Israel’s War Against Palestine: Documenting the Military Occupation of Palestinian and Arab Lands

A real threat of ICC prosecution

1 January 2010

By Dan Izenberg, The Jerusalem Post – 1 Jan 2009
www.jpost.com/servlet/Satellite?cid=1261364565762&pagename=JPost%2FJPArticle%2FShowFull

Despite an optimistic prognosis by the military advocate-general on the future of Israel’s international position following the Goldstone Report, speakers at an Israel Bar forum on Thursday warned of severe measures that might be taken against Israel and its military and political leaders.

Daniel Reisner, former head of the IDF’s international section, said that in the past he had not been concerned that the International Criminal Court (ICC) would accept a Palestinian complaint against Israel because the Palestinians did not represent a state. However, during the past year ICC prosecutor Luis Moreno-Ocampo has not ruled out the possibility of investigating a Palestinian Authority complaint against Israel after reversing his own previous opinion that he was not authorized to do so.

“Suddenly, the ICC has turned into a potential threat,” warned Reisner, who was one of the architects of Israel’s policy not to have the military police investigate IDF soldiers suspected of involvement in the deaths of Palestinian civilians, a policy that has been in force since the beginning of the intifada in 2000. “If that happens, it will be a turning point in Israel’s position in the world.”

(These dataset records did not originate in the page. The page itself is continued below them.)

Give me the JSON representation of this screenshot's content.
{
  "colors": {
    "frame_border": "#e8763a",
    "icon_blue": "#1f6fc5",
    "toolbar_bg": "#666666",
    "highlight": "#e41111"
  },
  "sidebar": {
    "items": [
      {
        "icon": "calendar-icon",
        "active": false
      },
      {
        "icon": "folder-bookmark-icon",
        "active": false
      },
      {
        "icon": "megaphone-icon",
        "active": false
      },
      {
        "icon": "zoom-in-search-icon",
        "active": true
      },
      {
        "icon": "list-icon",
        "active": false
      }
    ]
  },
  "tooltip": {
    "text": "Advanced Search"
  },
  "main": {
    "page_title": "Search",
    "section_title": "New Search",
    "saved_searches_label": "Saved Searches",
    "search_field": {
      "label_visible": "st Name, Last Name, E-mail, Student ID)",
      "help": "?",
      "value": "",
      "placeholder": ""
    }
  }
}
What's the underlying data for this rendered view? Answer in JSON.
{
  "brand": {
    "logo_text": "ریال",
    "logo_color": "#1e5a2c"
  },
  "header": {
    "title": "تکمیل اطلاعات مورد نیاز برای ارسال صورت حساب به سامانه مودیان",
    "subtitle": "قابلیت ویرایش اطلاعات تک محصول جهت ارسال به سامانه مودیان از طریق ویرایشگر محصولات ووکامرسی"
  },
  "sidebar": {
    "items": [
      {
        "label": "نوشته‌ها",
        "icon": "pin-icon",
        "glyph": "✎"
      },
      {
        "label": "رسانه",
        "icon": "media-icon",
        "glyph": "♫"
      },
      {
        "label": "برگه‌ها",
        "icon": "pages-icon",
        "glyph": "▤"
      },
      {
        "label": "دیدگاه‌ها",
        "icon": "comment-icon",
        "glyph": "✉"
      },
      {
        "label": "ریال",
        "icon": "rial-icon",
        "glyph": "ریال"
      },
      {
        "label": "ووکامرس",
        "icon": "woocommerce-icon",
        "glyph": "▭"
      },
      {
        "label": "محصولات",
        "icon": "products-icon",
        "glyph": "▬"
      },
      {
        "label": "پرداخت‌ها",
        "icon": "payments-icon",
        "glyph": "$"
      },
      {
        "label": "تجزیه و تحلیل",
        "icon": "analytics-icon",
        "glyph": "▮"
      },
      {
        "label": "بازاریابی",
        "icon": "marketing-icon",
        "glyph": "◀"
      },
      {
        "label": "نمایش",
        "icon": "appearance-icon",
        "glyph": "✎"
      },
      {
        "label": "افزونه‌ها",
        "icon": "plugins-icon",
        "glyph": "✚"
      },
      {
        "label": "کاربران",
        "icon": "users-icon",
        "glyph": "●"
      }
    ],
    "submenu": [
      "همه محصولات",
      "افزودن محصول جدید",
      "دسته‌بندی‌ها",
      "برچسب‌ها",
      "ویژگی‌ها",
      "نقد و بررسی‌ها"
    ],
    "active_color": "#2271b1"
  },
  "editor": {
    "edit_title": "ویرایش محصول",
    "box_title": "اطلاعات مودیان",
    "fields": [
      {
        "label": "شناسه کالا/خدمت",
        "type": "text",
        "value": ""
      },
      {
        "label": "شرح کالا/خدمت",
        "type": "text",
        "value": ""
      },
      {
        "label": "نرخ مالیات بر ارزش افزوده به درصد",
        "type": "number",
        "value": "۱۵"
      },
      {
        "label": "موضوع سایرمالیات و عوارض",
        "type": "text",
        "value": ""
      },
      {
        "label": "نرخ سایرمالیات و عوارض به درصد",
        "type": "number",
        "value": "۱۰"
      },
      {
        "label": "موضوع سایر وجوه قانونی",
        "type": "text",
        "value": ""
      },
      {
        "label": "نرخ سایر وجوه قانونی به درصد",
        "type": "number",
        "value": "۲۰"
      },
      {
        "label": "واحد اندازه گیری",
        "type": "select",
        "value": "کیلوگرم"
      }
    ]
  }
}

Earlier, Major-General Avihai Mandelblitt, the military advocate-general, told the audience of lawyers that he did not see a threat from the United Nations, even though the General Assembly is due in five weeks to hear a report on the progress Israel has made in investigating the war crime allegations included in the Goldstone Report.

Mandelblitt said that the army has investigated all of these incidents and will publish its findings soon. However, the Goldstone Committee has insisted that the investigations must not be carried out by the army.

Nevertheless, Mandelblitt said he believed that as Israel published its findings, pressure from the UN would decline.

“I think the danger will recede as the situation clarifies itself – and it will,” he said.

Although Mandelblitt said he regarded the principle of universal jurisdiction – where Israelis can be tried in foreign courts for alleged war crimes – as more of a threat, he said this danger was also diminishing. He cited the decision of the Spanish court of appeals to close the case of a criminal complaint against Israeli officers involved in the targeted assassination of Izzedin El-Kassem leader Saleh Shehadeh in Gaza on the grounds that the matter had been dealt with in the Israeli courts.

But attorney Michael Sfard, a left-wing lawyer who has represented Palestinians in the Supreme Court, said Mandelblitt should not be so sanguine. After the initial complaint against the IDF officers had been lodged in Spain, Israel appointed a committee to investigate the assassination, in which at least 13 civilians were also killed and dozens wounded. Since then, Spain rejected the complaint and the Israeli-government appointed committee dissolved without reaching conclusions, after its chairman, attorney Zvi Inbar, died.

Now, said Sfard, there is an appeal in Spain against the decision to close the case and it is no longer certain that it will not be revived. “The danger still exists,” he warned.

In his opening remarks, Mandelblitt charged that the true purpose of the Goldstone Report was not to attack Israel, “but against all countries fighting terrorism.”

“The report is not aimed at Israel,” he said. “It is aimed at the West, at any country fighting terrorism. It is meant to tie their hands and cause them to lose the wars.”

This, he continued, was the main reason he opposed Goldstone’s demand to conduct an independent investigation of the charges. He said that by refusing to comply, Israel was defending the West’s war against terrorism.

Sfard said that what was new in the report was not the charge that Israel had committed war crimes. Such charges had been made in the past. What was new, he maintained, was that the report “asserts categorically that the IDF investigations are not investigations because they do not meet any of the standards demanded of investigations regarding war crimes allegations.”

Sfard said he agreed that the field investigations conducted by officers without legal training – which do not question civilian witnesses and are meant primarily to study how operational mistakes were made – cannot be considered genuine investigations. He added, however, that he had confidence in criminal investigations carried out by the military police.

However, the military police could only investigate individual incidents, not policy decisions made by the high command, such as the use of phosphorous, the decision to bomb densely populated civilian areas, questions of proportionality and other matters involving international law.